Settle Down” was the public’s first taste of  the bands new material and it tasted familiar and reassuring; pop ska with some ‘hey, hey, heys’, a Bollywood string opening and a spacy full minute and a half instrumental dub outro.  It also seemed to confirm that the band were prepared to experiment a little . Next up and the best track here by a long shot, is the exuberant Major Lazer-featuring and produced title track ‘Push and Shove’.  Stefani shares tongue-twister verses with dancehall rapper Busy Signal and the whole track with its slowed-down, big beat chorus and multi- part structure could have been an over-ambitious indulgent mess but is the only track that really has any authentic energy and demonstrates all that can be potentially fantastic about No Doubt. Both of these tracks were made available before the album was released, “Settle Down” as the first single accompanied by a full 6 minute video directed by old favourite Sophie Muller and “Push and Shove” as a teaser track.  Shame that these tracks were not indicative of what was actually remaining on the, at that point unheard, album.

Gwen Stefani has recently been conducting the usual round of interviews required when promoting an album from a hugely successful band who many thought may never record together again and she said an interesting thing. Whilst referring to her solo albums she commented they were never meant to be taken seriously, a weird comment to the millions who bought them and watched her tour them live. Even stranger is that one of the better tracks here, “Sparkle”, was originally recorded for Stefani’s second album but was never used and that the template for at least half of this album is exactly the electronic pop that defined her solo excursion, so is this also not serious? The ska/surf pop punk makes a very brief reappearance, a few trumpets here and there but the songs themselves are bland and fail to stick. “Gravity” is a nice electro pop track but is the complete spit of Stefani’s big solo hit “Cool” and “Undone” is a dreary acoustic ballad which never reaches its destination.  “Looking Hot” and “One More Summer” are shallow, slick non-starters and could be sung by either Pink or Katy Perry on a slow day.

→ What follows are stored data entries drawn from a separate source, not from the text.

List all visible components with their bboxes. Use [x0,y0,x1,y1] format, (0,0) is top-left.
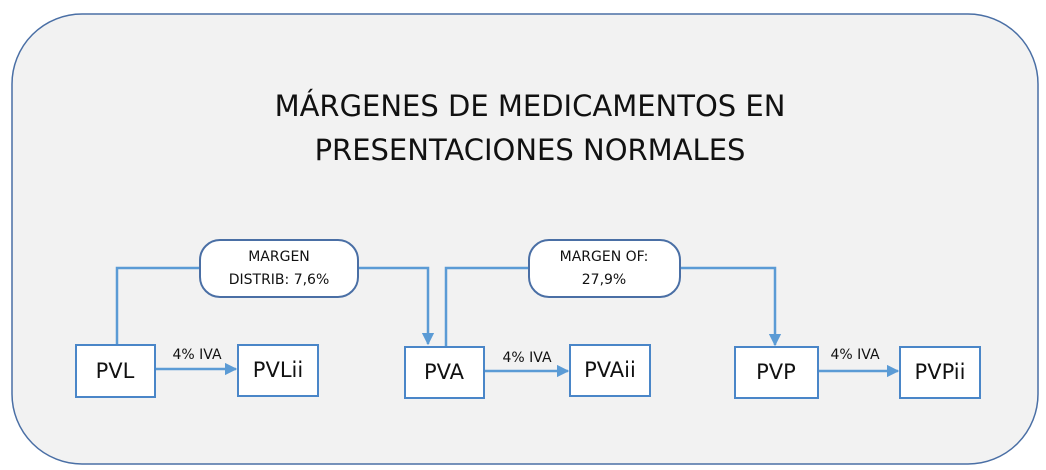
connector [115,266,200,345]
node-box [569,344,651,397]
margin-text: DISTRIB: 7,6% [229,272,330,288]
margin-text: MARGEN [248,249,310,265]
edge-label: 4% IVA [830,347,879,363]
connector [358,266,435,346]
node-box [75,344,156,398]
node-label: PVA [424,360,465,384]
margin-box [199,239,359,298]
node-box [734,346,819,399]
margin-box [528,239,681,298]
margin-text: 27,9% [582,272,626,288]
node-label: PVPii [915,360,966,384]
connector [444,266,529,347]
node-label: PVP [756,360,796,384]
node-label: PVAii [584,358,636,382]
node-label: PVL [96,359,135,383]
node-box [899,346,981,399]
margin-text: MARGEN OF: [560,249,649,265]
node-box [404,346,485,399]
node-label: PVLii [253,358,303,382]
panel [11,13,1039,465]
connector [680,266,782,347]
edge-label: 4% IVA [502,350,551,366]
node-box [237,344,319,397]
title-line: PRESENTACIONES NORMALES [315,133,746,167]
title-line: MÁRGENES DE MEDICAMENTOS EN [275,89,786,123]
edge-label: 4% IVA [172,347,221,363]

It’s hard to understand how No Doubt managed to make such a sluggish, boring album; they have access to the best producers, songwriters and musicians but that’s failed to make a difference.  “Push and Shove” will probably do very well, though I doubt somehow it will sell like its predecessor. Incredibly significant changes have taken place in the music industry, good and bad, over the last decade and it looks like No Doubt are trying to play by the new rules when really they need to throw them aside and just do own their own thing.  A major disappointment.